Ma facciamo un esempio concreto, per non rimanere anche noi nell’astratto e nel generico. Intellettualismo e sentimentalismo sono penetrati anche all’interno del mondo cattolico, che si trova oggi a vivere una delle crisi più dolorose della sua storia. Una crisi che sembra senza soluzione perché, nel suo cuore, tocca l’istituzione stessa del Papato, fondato da Gesù Cristo. Accade così che le parole e i gesti di papa Francesco scuotono molti di noi, fino a farci mettere in dubbio la legittimità del suo pontificato. La posizione intellettualista è quella di chi, di fronte a questa crisi, si mette a tavolino e, analizzando, sul piano giuridico, la rinuncia al pontificato di Benedetto XVI o l’elezione di papa Francesco, vuole convincere sé stesso e gli altri dell’invalidità delle dimissioni di Benedetto o dell’elezione di Francesco, per eliminare quest’ultimo dall’orizzonte della Chiesa. Ma questo ragionamento prescinde totalmente dalla realtà, che è l’accettazione pacifica e universale del Pontefice da parte del collegio cardinalizio, dell’episcopato e del popolo cattolico, e distrugge uno dei cardini della Chiesa fondata da Gesù Cristo: la sua necessaria visibilità, fino alla fine dei tempi.

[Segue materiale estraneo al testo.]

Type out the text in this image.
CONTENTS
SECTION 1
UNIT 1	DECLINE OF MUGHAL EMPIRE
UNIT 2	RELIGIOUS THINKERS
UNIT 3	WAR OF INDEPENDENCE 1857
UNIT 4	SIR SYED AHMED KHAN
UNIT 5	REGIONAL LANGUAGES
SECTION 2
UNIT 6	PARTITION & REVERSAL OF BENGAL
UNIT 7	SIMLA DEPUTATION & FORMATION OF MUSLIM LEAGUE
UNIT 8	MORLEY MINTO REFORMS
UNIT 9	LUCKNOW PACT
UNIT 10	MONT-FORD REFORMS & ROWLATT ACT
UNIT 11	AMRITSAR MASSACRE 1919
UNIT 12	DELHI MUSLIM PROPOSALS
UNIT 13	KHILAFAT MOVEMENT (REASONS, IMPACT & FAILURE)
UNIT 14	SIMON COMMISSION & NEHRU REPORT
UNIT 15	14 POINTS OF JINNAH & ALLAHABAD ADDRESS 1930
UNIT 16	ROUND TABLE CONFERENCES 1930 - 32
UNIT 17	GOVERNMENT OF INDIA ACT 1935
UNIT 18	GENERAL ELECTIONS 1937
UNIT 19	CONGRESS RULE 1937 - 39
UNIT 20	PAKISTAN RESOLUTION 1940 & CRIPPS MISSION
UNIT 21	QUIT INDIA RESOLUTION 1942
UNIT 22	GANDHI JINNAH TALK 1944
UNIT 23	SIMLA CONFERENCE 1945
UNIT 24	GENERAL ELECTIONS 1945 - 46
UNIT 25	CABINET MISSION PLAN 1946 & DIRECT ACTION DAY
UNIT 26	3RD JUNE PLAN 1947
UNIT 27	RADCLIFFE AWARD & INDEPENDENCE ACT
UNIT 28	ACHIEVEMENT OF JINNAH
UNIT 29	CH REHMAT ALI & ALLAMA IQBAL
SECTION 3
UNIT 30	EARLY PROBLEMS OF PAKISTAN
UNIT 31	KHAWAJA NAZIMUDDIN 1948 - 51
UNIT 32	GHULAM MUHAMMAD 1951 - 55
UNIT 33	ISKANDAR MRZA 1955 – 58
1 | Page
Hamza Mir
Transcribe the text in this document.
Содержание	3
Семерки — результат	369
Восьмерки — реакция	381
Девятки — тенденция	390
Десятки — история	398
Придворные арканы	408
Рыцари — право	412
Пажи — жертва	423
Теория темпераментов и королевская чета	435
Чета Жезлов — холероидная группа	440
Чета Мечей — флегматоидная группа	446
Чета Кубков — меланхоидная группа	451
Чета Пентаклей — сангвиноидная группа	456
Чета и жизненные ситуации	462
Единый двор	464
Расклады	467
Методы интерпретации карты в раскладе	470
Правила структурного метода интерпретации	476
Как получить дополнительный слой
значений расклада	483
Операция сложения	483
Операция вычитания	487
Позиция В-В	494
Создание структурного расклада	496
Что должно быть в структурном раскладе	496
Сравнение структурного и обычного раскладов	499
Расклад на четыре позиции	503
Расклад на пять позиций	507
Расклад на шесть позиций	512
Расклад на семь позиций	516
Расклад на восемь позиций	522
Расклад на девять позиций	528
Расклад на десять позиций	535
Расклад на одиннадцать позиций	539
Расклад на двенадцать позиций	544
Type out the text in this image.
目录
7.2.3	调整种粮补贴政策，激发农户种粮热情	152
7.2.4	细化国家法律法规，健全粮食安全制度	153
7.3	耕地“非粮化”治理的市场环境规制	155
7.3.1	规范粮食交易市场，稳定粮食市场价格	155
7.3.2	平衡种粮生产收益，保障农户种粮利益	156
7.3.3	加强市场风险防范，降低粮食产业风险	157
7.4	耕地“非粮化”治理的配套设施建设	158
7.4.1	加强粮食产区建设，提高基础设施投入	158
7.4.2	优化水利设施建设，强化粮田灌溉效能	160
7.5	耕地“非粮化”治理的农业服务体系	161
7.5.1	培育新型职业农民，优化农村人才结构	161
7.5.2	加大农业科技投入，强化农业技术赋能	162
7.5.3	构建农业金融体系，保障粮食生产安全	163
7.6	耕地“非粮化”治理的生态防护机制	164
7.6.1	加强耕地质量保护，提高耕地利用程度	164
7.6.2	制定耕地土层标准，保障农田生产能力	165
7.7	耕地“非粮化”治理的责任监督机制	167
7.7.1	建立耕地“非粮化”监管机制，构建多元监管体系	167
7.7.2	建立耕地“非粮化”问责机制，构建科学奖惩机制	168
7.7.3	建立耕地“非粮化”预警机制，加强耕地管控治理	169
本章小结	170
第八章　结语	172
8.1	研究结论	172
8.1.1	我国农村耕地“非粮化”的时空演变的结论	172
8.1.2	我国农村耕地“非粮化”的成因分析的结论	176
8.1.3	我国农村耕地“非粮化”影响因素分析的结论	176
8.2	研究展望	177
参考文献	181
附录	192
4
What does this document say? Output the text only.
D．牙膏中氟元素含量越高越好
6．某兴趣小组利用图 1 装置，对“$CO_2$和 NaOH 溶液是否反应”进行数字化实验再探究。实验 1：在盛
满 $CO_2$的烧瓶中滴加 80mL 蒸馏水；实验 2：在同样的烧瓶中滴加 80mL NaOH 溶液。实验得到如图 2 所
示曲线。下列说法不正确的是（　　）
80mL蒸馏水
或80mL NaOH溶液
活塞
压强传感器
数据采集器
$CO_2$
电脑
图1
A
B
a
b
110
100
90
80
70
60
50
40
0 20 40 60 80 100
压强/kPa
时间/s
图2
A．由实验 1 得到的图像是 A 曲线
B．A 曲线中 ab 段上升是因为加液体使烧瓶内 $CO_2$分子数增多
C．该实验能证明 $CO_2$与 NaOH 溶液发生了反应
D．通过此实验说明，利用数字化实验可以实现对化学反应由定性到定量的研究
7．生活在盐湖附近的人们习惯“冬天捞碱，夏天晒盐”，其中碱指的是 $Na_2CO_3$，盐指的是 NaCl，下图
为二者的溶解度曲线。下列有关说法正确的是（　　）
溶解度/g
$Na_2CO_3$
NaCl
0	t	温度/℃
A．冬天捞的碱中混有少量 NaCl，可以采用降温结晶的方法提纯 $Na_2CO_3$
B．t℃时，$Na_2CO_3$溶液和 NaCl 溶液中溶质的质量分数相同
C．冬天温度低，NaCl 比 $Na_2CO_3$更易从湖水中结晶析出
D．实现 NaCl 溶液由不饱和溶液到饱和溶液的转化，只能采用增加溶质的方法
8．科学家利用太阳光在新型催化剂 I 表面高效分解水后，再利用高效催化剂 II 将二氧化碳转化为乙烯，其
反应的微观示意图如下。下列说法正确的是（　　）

La posizione sentimentale è, al contrario, quella di chi è mosso da un sentimento di smodato odio e repulsione verso il regnante pontefice e per evitare di essere considerato scismatico o fuori della Chiesa, si trincera in un contraddittorio sedevacantismo di fatto, fondato non su motivi razionali, ma su fluttuanti emozioni.
Come regolarci in questa drammatica situazione? Ricordando che la fede cattolica è un’esperienza vissuta, ma questa esperienza non né puramente razionale, né puramente sentimentale; essa nasce dall’equilibrio tra le idee, i sentimenti e le azioni: questo è stato il cristianesimo vissuto dei santi nel corso della storia.
Nei momenti di incertezza, di dubbio, di confusione, non fidiamoci di elucubrazioni intellettuali né di appelli sentimentali, ma seguiamo l’esempio dei santi. Chi segue l’esempio dei santi non sbaglia mai.